5. Juni 2018
Der schnellste Weg zum Notfall
Von Daniel Pohselt
Schlägt Robert Fritzes Pager Alarm, muss es schnell gehen. Nur zwei Minuten – nachts drei – bleiben dem Notfallmediziner, um ins Auto zu springen. 18 Minuten später soll er zur Stelle sein. Dann steht er Unfallopfern im Straßenverkehr zur Seite oder hilft als Erstversorger bei akuten medizinischen Notfällen. Insgesamt 32 Notarztstützpunkte gibt es in Niederösterreich. Dienstlich unterwegs ist Fritze in Krems. Nicht bei jedem Einsatz, weiß der gebürtige Wiener, im Hauptberuf Anästhesist am Uni-Klinikum Krems, ist die zeitliche Vorgabe zu halten. Schwer wird es in entlegenen Gemeinden wie Lunz am See oder Schwarzau im Gebirge. Dorthin bricht mitunter gleich der Helikopter auf. An der Verteilung der Notarztstationen gibt es dennoch wenig zu kritisieren.
In seinem berufsbegleitenden Informatikstudium errechnete Fritze, dass rund 90 Prozent der 1,7 Millionen Niederösterreicher innerhalb von 20 Minuten erreicht werden. Vorlesungen zu mathematischen Optimierungsverfahren machten ihn aber neugierig: Ist eine noch effizientere Abdeckung durch eine andere Verteilung der Notarztstandorte denkbar?
Schon in den Achtzigern untersuchten Forscher in der texanischen Metropole Austin, an welchen geografischen Koordinaten eine medizinische Erstversorgung Sinn macht – und fütterten dazu ihre Computer mit Daten. Mangels detaillierter elektronischer Straßenkarte blieb vieles vage. In Fritzes Projekt – beteiligt waren das Forschungsinstitut AIT und die Uni Wien – fehlte es dagegen nicht an technischen Möglichkeiten.
Drei zusätzliche Stützpunkte
Von der Verkehrsdatenplattform GIP.at erhielt man einen vollständigen digitalen Straßengrafen. Die Geoinformatikerin Anita Graser vom AIT errechnete innerhalb eines über ganz Niederösterreich gelegten Rasters aus exakt 11.641 Zellen – jede einen Quadratkilometer groß – die jeweils kürzesten Straßenverbindungen. Verfeinert wurde das Modell durch die Zahl der Hauptwohnsitzgemeldeten und Details zum Pendlerverkehr. All dies floss in einen Algorithmus ein. „Er liefert ein Maß dafür, wie weit das Ergebnis von der besten Lösung entfernt ist“, erklärt Fritze. Hilfe beim Aufsetzen und Optimieren der Funktion kam vom Statistiker Markus Sinnl, 2016 Forschungsassistent an der Uni Wien.
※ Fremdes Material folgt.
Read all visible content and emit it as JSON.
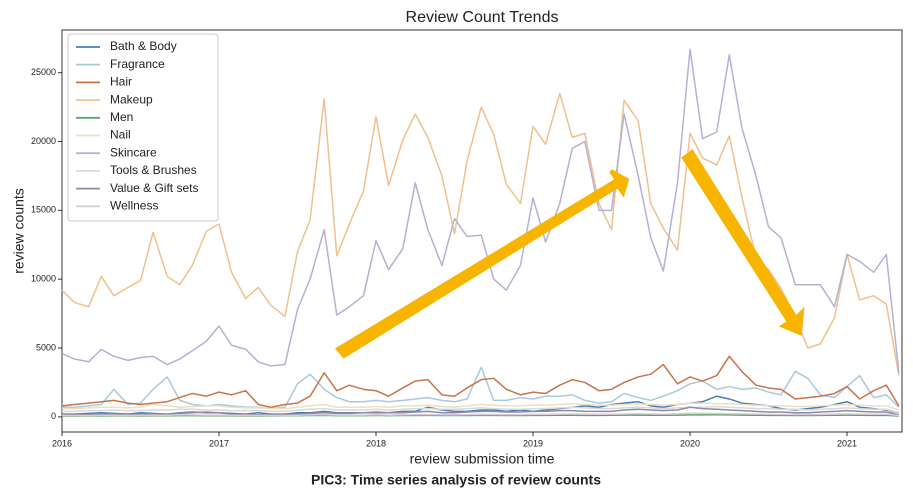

Dann wurde gerechnet. Fritze mietete dafür einen Computer mit 64 Parallelprozessoren. Am Ende stand fest: Eine zeitgerechte Versorgung von mehr als 95 Prozent aller Niederösterreicher ist relativ leicht erreichbar. Es müssten dafür die 32 Notarztstationen neu auf Landeskrankenhäuser und Rettungsstützpunkte, etwa die des Roten Kreuzes, verteilt werden. Und es brauchte drei zusätzliche Stationen an Rettungsstützpunkten. Auch in anderen Ländern hätte der Algorithmus Potenzial. Die einzigen Voraussetzungen: „Eine digitale Straßenkarte und Zugriff auf Bevölkerungszahlen“, so Fritze.